Étant généralement maître de mon temps, j'en passe une bonne partie dans une bibliothèque, que je considère comme la partie la plus précieuse de mon petit domaine et connaissant deux ou trois messieurs habiles et savants, qui m'honorent de leur amitié, je J'ai acquis, je crois, une plus grande connaissance de l'histoire, des lois et de la constitution de mon pays, que celle généralement atteinte par les hommes de ma classe, beaucoup d'entre eux n'étant pas aussi heureux que moi dans les occasions d'obtenir des informations.

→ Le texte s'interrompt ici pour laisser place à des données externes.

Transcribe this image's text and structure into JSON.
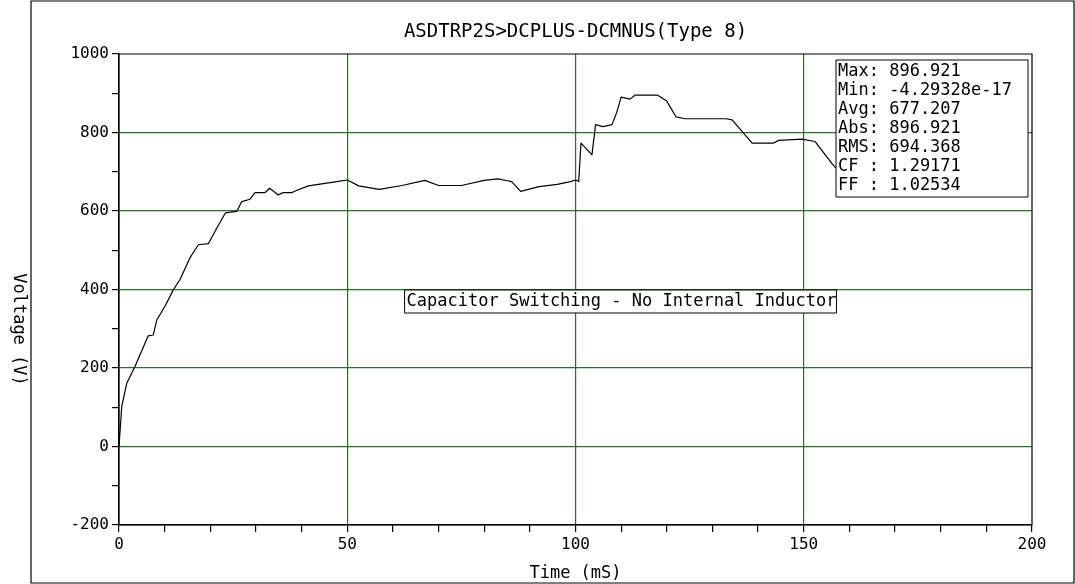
{
  "chart_data": {
    "type": "line",
    "title": "ASDTRP2S>DCPLUS-DCMNUS(Type 8)",
    "xlabel": "Time (mS)",
    "ylabel": "Voltage (V)",
    "xlim": [
      0,
      200
    ],
    "xticks": [
      0,
      {
        "value": 10,
        "label": null
      },
      {
        "value": 20,
        "label": null
      },
      {
        "value": 30,
        "label": null
      },
      {
        "value": 40,
        "label": null
      },
      50,
      {
        "value": 60,
        "label": null
      },
      {
        "value": 70,
        "label": null
      },
      {
        "value": 80,
        "label": null
      },
      {
        "value": 90,
        "label": null
      },
      100,
      {
        "value": 110,
        "label": null
      },
      {
        "value": 120,
        "label": null
      },
      {
        "value": 130,
        "label": null
      },
      {
        "value": 140,
        "label": null
      },
      150,
      {
        "value": 160,
        "label": null
      },
      {
        "value": 170,
        "label": null
      },
      {
        "value": 180,
        "label": null
      },
      {
        "value": 190,
        "label": null
      },
      200
    ],
    "ylim": [
      -200,
      1000
    ],
    "yticks": [
      -200,
      {
        "value": -100,
        "label": null
      },
      0,
      {
        "value": 100,
        "label": null
      },
      200,
      {
        "value": 300,
        "label": null
      },
      400,
      {
        "value": 500,
        "label": null
      },
      600,
      {
        "value": 700,
        "label": null
      },
      800,
      {
        "value": 900,
        "label": null
      },
      1000
    ],
    "grid": true,
    "legend": false,
    "marker": "none",
    "line_style": "solid",
    "series": [
      {
        "color": "#000000",
        "x": [
          0,
          0.6,
          1.7,
          3.5,
          6.4,
          7.5,
          8.3,
          10.1,
          11.9,
          13.4,
          15.6,
          17.4,
          19.6,
          21.4,
          23.3,
          25.8,
          26.9,
          28.7,
          29.8,
          32,
          33,
          34.9,
          36,
          37.9,
          39,
          41.5,
          44.4,
          47.7,
          50,
          52.5,
          57,
          62,
          67,
          70,
          75,
          80,
          83,
          86,
          88,
          92,
          96,
          98.9,
          100.1,
          100.7,
          101.2,
          103.6,
          104.4,
          106,
          108,
          109,
          110,
          112,
          113,
          118,
          120,
          122,
          124,
          133,
          134.3,
          138.7,
          143.4,
          144.5,
          149.6,
          152.5,
          156.1,
          157
        ],
        "values": [
          0,
          102,
          161,
          204,
          282,
          284,
          323,
          358,
          399,
          426,
          482,
          514,
          517,
          556,
          595,
          599,
          624,
          630,
          647,
          647,
          658,
          641,
          647,
          647,
          653,
          664,
          669,
          675,
          679,
          664,
          655,
          665,
          678,
          665,
          665,
          678,
          682,
          675,
          650,
          662,
          668,
          675,
          679,
          675,
          773,
          743,
          820,
          815,
          820,
          850,
          890,
          885,
          895,
          895,
          880,
          840,
          835,
          835,
          832,
          773,
          773,
          780,
          783,
          777,
          722,
          710
        ]
      }
    ],
    "annotations": [
      "Capacitor Switching - No Internal Inductor",
      "Max: 896.921\nMin: -4.29328e-17\nAvg: 677.207\nAbs: 896.921\nRMS: 694.368\nCF : 1.29171\nFF : 1.02534"
    ]
  }
}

Les fonds de bibliothèque des dirigeants coloniaux parlent clairement : une familiarité avec la théorie constitutionnelle, et donc une connaissance de l'histoire où les droits constitutionnels hérités ont été développés et définis, allaient avec la vertu publique. Les hommes avec une telle discipline étaient une sécurité pour les libertés de ceux qui leur confédéraient. En eux, l'expérience digérée d'un peuple uni a survécu. Et donc leur espoir d'un avenir.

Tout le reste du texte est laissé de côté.